Modern metals: Aluminium

Metals: Pioneering Materials

Aluminium is one of the most abundant elements on the planet, making up around 8% of the Earth’s crust. Although it is one of the most widely used metals in the world, it took centuries for scientists to isolate the naturally occurring aluminium compounds found in rocks, clay and soil.

This changed in the late 1820s when the first lumps of aluminium in the form we know it now were produced by heating potassium amalgam with aluminium. Its production, however, was still far too expensive and was used only as a luxury metal.
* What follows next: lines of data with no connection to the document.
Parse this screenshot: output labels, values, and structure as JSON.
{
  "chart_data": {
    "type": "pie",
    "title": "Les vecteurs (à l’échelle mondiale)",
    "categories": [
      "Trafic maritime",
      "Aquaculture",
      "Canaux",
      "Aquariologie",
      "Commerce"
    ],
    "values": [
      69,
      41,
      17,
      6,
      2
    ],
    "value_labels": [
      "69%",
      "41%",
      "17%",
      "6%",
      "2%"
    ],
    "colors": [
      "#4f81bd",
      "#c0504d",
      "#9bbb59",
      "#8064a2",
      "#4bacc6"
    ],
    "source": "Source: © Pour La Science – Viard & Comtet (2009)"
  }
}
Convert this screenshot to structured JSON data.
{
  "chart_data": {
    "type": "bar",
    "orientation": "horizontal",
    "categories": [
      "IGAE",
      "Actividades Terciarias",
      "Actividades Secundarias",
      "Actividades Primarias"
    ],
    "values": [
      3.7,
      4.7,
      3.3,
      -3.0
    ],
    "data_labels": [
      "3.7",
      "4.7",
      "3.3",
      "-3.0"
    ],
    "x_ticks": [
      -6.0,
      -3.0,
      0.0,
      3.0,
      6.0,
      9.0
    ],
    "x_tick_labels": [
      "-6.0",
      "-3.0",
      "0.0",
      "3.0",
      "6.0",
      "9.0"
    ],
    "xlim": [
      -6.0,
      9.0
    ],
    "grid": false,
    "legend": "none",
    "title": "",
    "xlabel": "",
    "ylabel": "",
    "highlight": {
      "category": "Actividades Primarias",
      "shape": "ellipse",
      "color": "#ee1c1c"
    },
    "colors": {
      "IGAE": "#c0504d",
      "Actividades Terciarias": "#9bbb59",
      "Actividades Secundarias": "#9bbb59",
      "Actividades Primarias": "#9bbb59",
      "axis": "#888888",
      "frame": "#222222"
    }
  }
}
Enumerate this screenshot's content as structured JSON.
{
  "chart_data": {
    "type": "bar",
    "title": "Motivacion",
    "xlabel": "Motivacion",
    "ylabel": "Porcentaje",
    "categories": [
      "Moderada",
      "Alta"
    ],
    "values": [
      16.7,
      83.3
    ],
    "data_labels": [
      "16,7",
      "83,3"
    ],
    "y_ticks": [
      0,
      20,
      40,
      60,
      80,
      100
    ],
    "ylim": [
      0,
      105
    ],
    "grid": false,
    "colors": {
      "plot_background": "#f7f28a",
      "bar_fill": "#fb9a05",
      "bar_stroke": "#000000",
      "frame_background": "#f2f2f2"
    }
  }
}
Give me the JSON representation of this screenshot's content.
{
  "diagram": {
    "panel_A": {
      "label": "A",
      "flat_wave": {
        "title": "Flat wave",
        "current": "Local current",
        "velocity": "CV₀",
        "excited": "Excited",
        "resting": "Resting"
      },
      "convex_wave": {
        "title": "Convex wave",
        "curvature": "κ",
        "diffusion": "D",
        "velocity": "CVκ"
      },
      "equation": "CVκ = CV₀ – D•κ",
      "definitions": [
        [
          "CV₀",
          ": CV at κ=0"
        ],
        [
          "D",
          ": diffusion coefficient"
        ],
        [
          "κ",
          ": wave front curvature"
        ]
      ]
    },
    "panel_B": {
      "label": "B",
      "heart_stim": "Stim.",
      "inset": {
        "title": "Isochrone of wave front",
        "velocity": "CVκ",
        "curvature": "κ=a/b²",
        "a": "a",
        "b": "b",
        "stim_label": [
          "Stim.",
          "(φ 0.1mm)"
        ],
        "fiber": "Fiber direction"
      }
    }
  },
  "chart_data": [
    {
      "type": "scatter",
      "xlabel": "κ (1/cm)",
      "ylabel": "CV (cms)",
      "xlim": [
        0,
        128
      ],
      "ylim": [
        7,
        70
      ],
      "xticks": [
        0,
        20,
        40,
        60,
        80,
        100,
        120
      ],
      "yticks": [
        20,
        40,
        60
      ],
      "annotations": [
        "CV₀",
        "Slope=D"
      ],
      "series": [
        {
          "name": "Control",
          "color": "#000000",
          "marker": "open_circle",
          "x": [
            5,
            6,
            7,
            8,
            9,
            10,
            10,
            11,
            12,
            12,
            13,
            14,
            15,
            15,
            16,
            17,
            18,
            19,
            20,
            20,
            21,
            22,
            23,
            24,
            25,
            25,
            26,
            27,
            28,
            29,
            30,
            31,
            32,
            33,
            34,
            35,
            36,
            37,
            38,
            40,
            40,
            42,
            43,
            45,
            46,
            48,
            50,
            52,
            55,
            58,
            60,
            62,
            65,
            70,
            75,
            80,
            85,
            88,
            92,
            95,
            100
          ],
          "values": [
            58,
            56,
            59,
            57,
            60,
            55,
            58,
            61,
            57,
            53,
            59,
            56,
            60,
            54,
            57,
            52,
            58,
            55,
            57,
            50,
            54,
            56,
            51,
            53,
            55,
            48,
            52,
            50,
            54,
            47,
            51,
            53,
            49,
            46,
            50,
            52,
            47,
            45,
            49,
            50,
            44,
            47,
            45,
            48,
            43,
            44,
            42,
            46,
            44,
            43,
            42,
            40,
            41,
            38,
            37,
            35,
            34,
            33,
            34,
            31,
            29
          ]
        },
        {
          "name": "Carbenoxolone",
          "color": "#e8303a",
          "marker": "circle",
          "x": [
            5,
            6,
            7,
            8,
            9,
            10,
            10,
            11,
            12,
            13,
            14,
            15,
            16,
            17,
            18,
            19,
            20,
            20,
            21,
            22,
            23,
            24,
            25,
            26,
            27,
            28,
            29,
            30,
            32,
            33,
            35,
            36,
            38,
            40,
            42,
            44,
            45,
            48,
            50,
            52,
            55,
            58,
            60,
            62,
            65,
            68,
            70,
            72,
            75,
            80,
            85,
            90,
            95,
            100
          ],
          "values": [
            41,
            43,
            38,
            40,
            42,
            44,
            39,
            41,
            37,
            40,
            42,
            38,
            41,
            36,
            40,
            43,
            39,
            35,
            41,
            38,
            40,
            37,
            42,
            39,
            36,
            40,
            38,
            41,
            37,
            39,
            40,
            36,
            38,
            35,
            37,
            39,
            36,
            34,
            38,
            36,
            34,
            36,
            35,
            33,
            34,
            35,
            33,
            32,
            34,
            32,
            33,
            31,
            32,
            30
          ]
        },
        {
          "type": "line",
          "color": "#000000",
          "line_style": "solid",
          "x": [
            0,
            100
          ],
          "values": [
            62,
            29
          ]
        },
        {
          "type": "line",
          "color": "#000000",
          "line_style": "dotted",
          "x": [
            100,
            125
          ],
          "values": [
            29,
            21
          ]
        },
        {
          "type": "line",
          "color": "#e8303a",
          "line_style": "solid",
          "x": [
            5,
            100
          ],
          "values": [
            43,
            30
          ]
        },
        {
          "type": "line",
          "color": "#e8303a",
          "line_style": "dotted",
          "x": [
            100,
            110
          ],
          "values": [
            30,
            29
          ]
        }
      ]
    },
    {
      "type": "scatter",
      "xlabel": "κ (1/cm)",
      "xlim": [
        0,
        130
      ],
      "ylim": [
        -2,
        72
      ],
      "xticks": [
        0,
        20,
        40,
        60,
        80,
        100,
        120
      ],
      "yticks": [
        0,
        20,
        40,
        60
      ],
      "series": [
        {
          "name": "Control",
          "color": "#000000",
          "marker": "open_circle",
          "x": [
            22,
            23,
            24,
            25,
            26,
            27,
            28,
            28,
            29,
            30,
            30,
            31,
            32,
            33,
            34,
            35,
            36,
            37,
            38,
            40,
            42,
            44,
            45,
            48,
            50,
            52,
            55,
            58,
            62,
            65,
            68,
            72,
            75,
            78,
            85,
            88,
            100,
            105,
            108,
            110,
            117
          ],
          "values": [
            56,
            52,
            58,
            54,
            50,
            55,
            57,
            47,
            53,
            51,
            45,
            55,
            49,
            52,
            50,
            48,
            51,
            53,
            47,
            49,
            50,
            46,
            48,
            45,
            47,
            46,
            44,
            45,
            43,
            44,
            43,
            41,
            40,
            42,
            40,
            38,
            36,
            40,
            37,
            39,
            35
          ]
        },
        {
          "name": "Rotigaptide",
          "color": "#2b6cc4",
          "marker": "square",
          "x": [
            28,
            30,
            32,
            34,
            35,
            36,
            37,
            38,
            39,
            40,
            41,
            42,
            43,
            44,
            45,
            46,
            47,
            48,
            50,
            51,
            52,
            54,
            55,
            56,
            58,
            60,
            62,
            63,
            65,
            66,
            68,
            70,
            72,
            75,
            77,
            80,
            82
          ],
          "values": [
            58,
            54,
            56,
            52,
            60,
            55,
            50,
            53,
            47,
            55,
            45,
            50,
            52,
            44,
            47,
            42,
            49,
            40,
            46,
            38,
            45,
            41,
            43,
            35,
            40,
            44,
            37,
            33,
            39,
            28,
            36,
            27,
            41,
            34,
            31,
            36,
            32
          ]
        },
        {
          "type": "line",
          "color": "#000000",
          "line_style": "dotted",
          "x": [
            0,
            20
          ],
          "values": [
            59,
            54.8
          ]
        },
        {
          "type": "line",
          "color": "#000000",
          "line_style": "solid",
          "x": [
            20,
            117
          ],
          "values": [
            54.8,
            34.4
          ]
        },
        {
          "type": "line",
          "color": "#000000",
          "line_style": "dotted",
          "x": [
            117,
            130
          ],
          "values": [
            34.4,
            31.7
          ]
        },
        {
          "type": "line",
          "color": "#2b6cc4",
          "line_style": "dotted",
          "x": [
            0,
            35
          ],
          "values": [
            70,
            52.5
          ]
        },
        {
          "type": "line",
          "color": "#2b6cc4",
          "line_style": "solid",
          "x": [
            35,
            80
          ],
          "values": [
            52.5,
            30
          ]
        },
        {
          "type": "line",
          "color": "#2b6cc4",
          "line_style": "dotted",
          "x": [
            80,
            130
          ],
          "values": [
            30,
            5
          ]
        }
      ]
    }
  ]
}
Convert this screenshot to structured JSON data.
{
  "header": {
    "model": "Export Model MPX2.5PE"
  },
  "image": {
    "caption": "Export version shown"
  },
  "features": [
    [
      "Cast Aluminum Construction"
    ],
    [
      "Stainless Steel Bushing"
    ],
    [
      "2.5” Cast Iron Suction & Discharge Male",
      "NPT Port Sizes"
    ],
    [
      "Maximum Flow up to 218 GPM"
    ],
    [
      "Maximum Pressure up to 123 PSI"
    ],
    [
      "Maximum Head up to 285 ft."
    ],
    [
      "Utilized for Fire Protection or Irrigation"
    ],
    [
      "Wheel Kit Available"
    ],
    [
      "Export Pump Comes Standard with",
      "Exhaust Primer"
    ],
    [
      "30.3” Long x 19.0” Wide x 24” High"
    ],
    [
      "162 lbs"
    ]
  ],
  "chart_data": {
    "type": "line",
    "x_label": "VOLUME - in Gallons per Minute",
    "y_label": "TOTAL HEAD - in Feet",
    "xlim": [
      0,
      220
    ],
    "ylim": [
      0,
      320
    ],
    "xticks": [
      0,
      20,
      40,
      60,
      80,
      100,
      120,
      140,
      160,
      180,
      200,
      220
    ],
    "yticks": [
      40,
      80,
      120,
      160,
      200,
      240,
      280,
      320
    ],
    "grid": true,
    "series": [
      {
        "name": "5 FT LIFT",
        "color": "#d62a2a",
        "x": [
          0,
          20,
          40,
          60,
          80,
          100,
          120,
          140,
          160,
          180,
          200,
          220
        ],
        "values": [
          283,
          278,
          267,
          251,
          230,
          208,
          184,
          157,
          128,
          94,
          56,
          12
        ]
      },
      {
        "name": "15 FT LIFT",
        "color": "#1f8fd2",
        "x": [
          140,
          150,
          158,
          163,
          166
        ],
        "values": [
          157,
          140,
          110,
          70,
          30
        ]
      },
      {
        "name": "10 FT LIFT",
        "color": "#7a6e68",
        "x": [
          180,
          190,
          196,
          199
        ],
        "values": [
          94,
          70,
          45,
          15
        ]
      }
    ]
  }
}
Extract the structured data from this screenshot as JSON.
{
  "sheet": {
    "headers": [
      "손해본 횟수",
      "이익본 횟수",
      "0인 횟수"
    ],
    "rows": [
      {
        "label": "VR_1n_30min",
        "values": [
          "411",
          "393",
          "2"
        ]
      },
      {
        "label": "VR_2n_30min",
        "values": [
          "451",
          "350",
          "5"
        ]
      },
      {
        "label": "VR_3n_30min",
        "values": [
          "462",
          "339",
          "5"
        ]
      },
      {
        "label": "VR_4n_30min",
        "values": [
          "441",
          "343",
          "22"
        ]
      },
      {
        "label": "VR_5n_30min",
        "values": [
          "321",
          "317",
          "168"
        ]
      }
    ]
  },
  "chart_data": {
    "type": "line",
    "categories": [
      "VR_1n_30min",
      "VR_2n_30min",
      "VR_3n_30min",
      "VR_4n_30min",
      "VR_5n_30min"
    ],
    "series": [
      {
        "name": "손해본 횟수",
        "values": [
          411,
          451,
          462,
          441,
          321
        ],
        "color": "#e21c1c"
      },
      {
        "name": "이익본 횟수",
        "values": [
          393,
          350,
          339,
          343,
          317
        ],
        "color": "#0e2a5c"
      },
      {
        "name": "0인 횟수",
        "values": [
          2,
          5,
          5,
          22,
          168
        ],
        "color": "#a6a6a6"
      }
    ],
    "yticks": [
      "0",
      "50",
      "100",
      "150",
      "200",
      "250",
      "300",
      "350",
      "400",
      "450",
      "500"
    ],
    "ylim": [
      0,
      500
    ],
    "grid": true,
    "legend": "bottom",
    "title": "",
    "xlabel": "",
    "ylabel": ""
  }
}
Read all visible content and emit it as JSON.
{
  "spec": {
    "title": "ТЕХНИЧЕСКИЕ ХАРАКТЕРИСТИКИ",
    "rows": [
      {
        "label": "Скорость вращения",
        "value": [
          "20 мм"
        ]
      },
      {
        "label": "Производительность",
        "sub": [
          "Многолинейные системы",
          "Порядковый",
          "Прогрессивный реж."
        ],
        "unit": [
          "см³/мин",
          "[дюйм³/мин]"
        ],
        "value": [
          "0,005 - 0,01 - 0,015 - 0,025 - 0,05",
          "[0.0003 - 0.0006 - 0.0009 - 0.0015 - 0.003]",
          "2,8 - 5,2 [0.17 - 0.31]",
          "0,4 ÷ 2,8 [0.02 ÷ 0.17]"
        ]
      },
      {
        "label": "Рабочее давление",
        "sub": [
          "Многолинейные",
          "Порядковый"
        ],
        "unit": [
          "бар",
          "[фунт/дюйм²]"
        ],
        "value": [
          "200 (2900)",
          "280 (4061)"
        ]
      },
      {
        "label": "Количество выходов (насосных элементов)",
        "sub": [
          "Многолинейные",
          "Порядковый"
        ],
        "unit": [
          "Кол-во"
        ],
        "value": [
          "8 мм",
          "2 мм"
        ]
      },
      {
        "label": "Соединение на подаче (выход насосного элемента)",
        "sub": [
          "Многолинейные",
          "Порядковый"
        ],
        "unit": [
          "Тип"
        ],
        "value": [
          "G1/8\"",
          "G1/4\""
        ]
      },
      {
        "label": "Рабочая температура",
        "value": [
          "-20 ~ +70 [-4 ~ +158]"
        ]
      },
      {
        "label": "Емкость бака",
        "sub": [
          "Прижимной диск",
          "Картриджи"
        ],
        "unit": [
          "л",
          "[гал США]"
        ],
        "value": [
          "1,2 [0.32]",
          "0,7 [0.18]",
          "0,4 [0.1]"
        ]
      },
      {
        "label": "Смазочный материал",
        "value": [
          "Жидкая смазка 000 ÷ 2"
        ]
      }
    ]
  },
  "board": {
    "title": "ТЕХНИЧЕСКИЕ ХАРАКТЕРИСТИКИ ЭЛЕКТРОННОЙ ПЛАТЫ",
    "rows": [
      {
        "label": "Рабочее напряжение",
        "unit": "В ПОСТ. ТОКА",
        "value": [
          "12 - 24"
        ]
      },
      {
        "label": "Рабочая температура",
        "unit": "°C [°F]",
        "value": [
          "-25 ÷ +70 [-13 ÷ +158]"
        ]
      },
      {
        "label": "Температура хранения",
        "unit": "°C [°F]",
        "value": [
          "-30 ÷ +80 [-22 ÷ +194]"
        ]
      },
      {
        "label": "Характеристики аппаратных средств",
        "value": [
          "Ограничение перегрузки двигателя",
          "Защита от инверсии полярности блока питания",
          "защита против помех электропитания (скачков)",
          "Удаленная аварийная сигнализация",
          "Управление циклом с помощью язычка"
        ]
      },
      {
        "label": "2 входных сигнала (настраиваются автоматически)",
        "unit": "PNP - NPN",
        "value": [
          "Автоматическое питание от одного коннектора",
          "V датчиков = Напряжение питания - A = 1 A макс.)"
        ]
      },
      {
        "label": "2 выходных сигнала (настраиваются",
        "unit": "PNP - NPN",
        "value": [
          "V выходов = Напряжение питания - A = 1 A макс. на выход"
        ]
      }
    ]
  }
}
With a cost higher than gold, members of high society
would display aluminium items to impress their guests.

Aluminium sheets are used to manufacture a vast
range of products we use each day

Commercial production of aluminium at scale was only made possible by the discovery of the Hall-Héroult process in 1886. This uses an electrical current to cause a chemical reaction which releases aluminium from its ore. With the widespread adoption of electricity during the 1900s, aluminium became cheaper to extract and this previously exclusive luxury metal became the most widely used non-ferrous1 metal in the world.

The invention of the microscope helped us understand the properties of this ‘new’ metal. It was observed to be lightweight, strong, malleable, conductive2, and resistant to corrosion. These properties make it ideal for a wide range of applications from cookware to food packaging, electronic goods, vehicles, aircraft and even spaceships. Aluminium was the lightweight, corrosion resistant metal that many important technologies had been waiting for!


1. Non-ferrous metals are metals or alloys that do not contain iron in appreciable amounts.
2. Conductivity is a measure of the ability of a material to transmit heat, electricity, or sound.